Por pbagora.com.br

 O governo tem tomado medidas para evitar um novo rebaixamento da nota brasileira pelas agências de classificação de risco, informou nesta terça-feira (22) o gerente de Relacionamento Institucional da Dívida Pública do Tesouro Nacional, André Proite. Ele também é o principal contato do órgão com as agências de classificação de risco.

"A gente trabalha para que as informações e as medidas de consolidação fiscal avancem e que o país volte a ter um resultado fiscal apontando para [o superávit] de 0,7% do PIB [para todo o setor público, o que inclui também os estados, municípios e empresas estatais] em 2016", declarou ele.

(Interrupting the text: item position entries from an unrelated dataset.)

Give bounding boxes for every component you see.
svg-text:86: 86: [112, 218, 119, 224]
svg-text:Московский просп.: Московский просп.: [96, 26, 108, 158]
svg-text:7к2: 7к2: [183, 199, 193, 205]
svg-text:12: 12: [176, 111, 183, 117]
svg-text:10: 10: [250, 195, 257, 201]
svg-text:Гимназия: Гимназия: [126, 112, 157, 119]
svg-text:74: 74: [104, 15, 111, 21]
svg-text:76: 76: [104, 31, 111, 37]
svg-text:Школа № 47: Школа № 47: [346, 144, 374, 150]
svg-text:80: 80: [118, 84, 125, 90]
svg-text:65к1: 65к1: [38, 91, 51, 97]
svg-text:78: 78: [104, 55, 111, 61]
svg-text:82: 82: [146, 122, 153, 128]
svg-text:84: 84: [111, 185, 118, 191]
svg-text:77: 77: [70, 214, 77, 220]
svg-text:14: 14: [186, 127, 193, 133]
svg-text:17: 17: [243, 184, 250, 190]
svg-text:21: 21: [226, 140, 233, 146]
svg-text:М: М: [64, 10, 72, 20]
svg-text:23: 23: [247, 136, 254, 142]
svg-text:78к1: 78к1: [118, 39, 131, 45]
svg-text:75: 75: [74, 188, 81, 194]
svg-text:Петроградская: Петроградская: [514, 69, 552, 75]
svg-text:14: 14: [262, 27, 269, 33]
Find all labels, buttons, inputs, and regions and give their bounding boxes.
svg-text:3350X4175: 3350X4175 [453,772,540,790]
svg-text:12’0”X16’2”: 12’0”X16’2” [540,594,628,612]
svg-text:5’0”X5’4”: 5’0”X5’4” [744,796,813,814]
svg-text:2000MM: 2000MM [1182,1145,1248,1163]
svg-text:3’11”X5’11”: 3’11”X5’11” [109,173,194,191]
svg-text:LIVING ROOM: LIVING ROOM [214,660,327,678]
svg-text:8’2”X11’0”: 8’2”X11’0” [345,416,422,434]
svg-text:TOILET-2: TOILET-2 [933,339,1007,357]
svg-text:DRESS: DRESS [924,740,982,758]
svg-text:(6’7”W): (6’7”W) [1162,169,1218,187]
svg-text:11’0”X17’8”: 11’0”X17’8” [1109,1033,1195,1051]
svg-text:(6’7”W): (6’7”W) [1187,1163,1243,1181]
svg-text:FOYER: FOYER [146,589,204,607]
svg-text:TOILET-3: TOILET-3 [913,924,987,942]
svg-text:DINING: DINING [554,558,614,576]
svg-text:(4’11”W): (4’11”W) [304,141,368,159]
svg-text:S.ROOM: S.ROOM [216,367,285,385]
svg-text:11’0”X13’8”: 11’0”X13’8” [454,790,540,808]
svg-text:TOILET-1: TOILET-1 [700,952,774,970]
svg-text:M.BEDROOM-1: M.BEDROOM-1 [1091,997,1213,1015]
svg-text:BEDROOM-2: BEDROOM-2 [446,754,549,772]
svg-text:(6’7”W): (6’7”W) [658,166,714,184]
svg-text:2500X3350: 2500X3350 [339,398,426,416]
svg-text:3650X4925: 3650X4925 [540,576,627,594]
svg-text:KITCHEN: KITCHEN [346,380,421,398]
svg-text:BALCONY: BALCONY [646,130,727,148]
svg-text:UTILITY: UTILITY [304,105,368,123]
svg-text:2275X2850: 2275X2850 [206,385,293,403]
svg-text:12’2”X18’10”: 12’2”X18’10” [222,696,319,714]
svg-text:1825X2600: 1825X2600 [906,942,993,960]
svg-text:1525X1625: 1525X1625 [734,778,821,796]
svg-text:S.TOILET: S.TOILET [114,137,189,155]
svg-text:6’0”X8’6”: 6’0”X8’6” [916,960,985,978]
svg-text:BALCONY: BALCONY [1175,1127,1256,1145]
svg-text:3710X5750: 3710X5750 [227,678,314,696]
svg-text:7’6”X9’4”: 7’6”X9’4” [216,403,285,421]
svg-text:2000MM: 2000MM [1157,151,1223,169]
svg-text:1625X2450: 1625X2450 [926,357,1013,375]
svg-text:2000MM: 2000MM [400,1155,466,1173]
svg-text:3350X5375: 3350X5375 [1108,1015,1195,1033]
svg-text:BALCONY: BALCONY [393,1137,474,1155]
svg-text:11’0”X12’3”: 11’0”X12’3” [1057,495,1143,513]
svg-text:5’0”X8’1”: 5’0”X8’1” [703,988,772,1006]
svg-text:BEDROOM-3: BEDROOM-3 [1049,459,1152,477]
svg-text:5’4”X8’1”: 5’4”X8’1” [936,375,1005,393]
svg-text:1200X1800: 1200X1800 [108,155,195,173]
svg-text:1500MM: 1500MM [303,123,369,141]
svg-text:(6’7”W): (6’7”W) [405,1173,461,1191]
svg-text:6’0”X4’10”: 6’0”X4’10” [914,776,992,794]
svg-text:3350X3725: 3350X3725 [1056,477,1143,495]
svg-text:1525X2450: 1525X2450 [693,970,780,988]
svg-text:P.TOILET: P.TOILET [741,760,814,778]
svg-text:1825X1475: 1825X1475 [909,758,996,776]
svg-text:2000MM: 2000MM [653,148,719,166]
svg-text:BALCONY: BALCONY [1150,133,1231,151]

Segundo Proite, a visita realizada nesta terça-feira (22) pela agência Fitch, uma das três grandes (as outras duas são a Moodys e a Standard & Poors, que recentemente rebaixou a nota brasileira para abaixo do grau de investimento) ao Ministério da Fazenda já estava agendada anteriormente.

Ele afirmou que não espera um "movimento brusco" por parte dessa agência no que se refere à nota brasileira. Atualmente, a Fitch classifica o Brasil como "BBB", dois degraus acima do grau de investimento (espécie de selo de país bom pagador), mas com perspectiva negativa.

"Essa visita é normal. A gente lida com cinco agências. Há um intercâmbio de informações quase semanal. A visita está dentro da normalidade. Eles [Fitch] vêm pelo menos uma vez por ano ao Brasil", declarou Proite, lembrando que o Brasil anunciou recentemente um pacote de medidas para reequilibrar as contas públicas e tornar o orçamento de 2016 superavitário.

Segundo o coordenador-geral de Administração da Dívida Pública do Tesouro Nacional, José Franco Moraes, informou que, até o momento, não há movimento de saída de investidores estrangeiros da dívida pública interna por conta da perda do grau de investimento pela Standard & Poors. "Não há movimento de saída de estrangeiros. A mesa [de operçaões do Tesouro] monitora isso cada dia", declarou.